Kampusch given TV show

Updated 14.22 Fri May 30 2008

Austrian Natascha Kampusch is starting to cash in on her fame generated from being held captive for eight years in an underground cell.

Less than two years after staging a dramatic escape while her captor was distracted with a phone call, the young Austrian woman whose ordeal stunned people worldwide is going prime time with her own TV talk show.

"She's always complaining about being in the media all the time, but she is the one who pushes herself into it" - Vienna resident

"Natascha Kampusch Meets...," is a chat show featuring local celebrities and debuts on Sunday.

A trailer for the show shows Ms Kampusch typing on a laptop computer, pouring herself a glass of mineral water and grinning as make-up artists give her a final touch-up on the set.

Ms Kampusch, 20, is the first to acknowledge she's an unlikely talk show host.

Some Vienna residents had a mixed reaction to the show.

"She's always complaining about being in the media all the time, but she is the one who pushes herself into it," one man said.

Another woman said Ms Kampusch probably wants to "become famous or make money, I really don't know, but let her try, maybe there are people who are interested in that."

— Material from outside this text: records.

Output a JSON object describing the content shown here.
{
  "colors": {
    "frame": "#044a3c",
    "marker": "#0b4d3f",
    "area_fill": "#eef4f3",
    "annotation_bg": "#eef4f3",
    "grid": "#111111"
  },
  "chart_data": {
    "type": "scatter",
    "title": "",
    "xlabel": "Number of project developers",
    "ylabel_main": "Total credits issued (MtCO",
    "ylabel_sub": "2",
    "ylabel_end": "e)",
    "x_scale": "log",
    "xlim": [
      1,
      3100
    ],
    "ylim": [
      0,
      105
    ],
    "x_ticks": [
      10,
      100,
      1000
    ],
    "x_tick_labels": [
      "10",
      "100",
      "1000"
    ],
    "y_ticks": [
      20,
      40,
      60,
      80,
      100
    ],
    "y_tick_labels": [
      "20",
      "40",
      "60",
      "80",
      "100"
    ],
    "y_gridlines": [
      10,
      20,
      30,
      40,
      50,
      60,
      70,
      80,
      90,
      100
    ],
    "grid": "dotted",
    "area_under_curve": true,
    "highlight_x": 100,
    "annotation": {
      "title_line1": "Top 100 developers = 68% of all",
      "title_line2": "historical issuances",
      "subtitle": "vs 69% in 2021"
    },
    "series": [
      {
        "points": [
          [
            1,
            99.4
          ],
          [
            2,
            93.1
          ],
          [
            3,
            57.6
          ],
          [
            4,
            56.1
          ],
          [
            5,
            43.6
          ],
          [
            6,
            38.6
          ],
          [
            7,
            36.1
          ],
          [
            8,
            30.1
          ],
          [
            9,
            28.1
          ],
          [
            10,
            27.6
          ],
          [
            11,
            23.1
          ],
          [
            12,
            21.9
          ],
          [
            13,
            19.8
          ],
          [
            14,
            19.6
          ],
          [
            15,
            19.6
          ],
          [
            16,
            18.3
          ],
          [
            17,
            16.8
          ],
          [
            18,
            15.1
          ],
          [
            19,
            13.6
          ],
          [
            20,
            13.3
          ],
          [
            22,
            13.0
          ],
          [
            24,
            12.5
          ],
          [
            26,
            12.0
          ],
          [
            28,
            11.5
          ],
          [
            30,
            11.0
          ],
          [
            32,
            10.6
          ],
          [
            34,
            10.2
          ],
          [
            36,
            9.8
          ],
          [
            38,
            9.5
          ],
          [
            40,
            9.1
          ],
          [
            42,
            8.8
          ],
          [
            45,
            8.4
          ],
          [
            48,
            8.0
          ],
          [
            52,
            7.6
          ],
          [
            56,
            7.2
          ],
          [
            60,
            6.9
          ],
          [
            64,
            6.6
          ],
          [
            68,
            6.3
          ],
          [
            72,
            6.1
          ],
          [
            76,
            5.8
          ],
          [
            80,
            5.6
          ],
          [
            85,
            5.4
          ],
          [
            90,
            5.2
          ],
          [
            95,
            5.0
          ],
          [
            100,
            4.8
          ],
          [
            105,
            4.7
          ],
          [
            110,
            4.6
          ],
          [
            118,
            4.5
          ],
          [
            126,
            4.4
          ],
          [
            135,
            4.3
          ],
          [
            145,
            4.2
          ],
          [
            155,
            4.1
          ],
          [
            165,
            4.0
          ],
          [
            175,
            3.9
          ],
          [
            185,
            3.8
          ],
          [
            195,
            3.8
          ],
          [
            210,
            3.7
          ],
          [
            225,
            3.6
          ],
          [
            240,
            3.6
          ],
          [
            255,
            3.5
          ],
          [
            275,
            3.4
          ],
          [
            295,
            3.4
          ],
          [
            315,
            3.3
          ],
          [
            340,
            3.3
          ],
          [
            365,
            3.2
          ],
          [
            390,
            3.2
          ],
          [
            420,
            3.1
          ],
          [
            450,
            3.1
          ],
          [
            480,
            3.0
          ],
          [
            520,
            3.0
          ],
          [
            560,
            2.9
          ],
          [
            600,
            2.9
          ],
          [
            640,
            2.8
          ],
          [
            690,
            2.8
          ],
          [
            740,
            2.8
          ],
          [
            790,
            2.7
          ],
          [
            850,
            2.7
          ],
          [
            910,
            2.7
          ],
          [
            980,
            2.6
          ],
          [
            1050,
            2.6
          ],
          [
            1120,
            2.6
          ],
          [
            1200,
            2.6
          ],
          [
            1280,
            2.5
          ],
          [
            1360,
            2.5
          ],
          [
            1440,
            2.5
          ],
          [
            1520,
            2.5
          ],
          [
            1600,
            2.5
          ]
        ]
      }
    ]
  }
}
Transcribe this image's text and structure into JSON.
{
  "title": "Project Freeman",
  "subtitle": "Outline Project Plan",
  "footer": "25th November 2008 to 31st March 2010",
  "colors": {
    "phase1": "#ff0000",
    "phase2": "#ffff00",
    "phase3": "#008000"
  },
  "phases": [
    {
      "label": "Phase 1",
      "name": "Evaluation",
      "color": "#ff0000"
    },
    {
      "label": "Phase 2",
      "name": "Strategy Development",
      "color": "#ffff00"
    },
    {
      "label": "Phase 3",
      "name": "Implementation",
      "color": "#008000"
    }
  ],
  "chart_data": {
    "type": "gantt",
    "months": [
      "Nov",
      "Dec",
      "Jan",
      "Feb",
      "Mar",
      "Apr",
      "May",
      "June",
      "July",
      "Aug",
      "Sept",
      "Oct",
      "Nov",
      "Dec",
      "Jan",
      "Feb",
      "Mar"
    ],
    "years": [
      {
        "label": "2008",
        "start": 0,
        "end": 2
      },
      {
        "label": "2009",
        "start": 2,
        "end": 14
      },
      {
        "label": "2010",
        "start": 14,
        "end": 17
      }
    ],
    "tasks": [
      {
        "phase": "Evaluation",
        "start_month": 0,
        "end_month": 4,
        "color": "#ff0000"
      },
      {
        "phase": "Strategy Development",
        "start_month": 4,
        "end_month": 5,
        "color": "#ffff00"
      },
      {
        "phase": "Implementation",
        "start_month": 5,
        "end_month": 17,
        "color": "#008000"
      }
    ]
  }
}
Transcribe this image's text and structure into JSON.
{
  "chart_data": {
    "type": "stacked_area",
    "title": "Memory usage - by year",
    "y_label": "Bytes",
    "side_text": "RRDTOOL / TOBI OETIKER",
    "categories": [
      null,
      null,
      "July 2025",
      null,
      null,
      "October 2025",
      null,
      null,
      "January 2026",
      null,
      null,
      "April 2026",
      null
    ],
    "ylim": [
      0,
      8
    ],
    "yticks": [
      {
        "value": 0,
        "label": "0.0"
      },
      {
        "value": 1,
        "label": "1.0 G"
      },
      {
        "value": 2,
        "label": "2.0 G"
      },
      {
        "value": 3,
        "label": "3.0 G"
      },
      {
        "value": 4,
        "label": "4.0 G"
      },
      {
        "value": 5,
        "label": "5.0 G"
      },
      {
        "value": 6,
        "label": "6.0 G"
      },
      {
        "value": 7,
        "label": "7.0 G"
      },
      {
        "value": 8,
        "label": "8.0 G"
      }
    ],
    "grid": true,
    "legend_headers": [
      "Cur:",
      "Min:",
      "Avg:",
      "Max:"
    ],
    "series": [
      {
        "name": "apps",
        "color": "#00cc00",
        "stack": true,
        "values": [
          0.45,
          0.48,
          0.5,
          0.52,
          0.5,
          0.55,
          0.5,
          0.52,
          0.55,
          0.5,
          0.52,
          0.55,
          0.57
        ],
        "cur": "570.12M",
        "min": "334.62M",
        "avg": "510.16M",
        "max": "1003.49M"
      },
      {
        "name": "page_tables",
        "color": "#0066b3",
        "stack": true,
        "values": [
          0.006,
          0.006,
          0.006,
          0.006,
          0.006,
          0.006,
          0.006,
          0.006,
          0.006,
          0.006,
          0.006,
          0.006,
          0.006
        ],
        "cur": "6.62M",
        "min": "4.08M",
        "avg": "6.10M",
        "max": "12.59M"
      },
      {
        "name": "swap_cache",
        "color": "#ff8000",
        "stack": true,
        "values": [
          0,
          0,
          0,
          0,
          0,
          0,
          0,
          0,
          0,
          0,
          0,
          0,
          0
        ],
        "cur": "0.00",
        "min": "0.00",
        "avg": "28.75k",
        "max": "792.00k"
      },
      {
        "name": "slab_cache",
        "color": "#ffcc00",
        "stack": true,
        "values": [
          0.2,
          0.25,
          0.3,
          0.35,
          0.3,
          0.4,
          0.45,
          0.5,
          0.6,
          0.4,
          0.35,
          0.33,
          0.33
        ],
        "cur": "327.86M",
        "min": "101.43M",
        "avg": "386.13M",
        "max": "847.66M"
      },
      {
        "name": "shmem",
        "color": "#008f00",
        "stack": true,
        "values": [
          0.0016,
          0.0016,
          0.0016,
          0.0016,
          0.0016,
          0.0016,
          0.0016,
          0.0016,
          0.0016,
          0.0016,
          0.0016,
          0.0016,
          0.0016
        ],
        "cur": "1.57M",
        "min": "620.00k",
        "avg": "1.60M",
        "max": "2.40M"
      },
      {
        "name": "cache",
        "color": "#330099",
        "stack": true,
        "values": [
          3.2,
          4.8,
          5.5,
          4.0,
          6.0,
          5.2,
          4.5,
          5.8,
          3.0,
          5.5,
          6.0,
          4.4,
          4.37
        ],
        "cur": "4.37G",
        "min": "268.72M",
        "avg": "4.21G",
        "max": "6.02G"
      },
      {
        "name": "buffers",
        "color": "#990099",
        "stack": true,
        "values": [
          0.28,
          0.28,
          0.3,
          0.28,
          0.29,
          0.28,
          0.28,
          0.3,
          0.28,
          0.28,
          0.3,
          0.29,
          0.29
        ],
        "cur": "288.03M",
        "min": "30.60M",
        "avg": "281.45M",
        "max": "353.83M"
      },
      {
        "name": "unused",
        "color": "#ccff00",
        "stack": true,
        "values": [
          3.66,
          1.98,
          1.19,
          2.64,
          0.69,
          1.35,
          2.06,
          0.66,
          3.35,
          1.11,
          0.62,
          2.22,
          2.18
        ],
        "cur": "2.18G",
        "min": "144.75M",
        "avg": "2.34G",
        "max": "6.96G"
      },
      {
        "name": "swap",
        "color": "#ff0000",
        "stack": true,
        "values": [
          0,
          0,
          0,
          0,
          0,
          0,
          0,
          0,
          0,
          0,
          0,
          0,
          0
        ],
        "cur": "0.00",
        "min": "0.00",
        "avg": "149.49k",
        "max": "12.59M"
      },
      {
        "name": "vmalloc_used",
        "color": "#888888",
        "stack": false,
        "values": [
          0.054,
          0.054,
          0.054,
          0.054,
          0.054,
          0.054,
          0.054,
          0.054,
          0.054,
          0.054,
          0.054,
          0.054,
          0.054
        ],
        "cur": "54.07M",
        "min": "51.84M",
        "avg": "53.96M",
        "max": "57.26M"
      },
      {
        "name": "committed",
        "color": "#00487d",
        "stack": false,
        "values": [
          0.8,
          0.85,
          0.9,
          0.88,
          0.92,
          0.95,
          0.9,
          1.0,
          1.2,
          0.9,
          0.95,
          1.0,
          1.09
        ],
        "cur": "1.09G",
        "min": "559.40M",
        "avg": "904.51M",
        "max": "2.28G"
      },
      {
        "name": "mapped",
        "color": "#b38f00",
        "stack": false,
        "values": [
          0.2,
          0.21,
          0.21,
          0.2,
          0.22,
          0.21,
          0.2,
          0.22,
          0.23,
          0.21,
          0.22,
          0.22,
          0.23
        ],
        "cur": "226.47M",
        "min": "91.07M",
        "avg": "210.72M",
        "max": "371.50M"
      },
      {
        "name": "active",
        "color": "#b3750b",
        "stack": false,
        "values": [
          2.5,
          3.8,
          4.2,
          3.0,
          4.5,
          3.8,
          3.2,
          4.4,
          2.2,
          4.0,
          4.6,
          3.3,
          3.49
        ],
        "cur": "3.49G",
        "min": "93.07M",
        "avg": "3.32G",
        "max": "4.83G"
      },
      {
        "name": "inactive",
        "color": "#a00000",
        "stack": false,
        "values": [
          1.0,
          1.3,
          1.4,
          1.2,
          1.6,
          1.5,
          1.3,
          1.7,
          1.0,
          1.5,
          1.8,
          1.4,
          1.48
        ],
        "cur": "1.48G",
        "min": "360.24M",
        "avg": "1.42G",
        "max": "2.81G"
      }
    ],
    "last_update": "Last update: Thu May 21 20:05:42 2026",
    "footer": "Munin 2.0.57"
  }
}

Ms Kampusch was a freckle-faced ten-year-old when she vanished while walking to school in Vienna in March 1998. Her abduction was Austria's greatest unsolved criminal mystery until August 2006, when she stumbled to freedom looking pale, feeble and nearly blinded by the light of day.

During her captivity, Ms Kampusch was allowed to watch TV and videos, listen to the radio and read books in her cell, which included a bed, toilet and a sink.

Within hours of her escape, kidnapper Wolfgang Priklopil - who had confined her to a cramped, dingy, windowless cell beneath his suburban home - committed suicide by leaping in front of a rush-hour commuter train.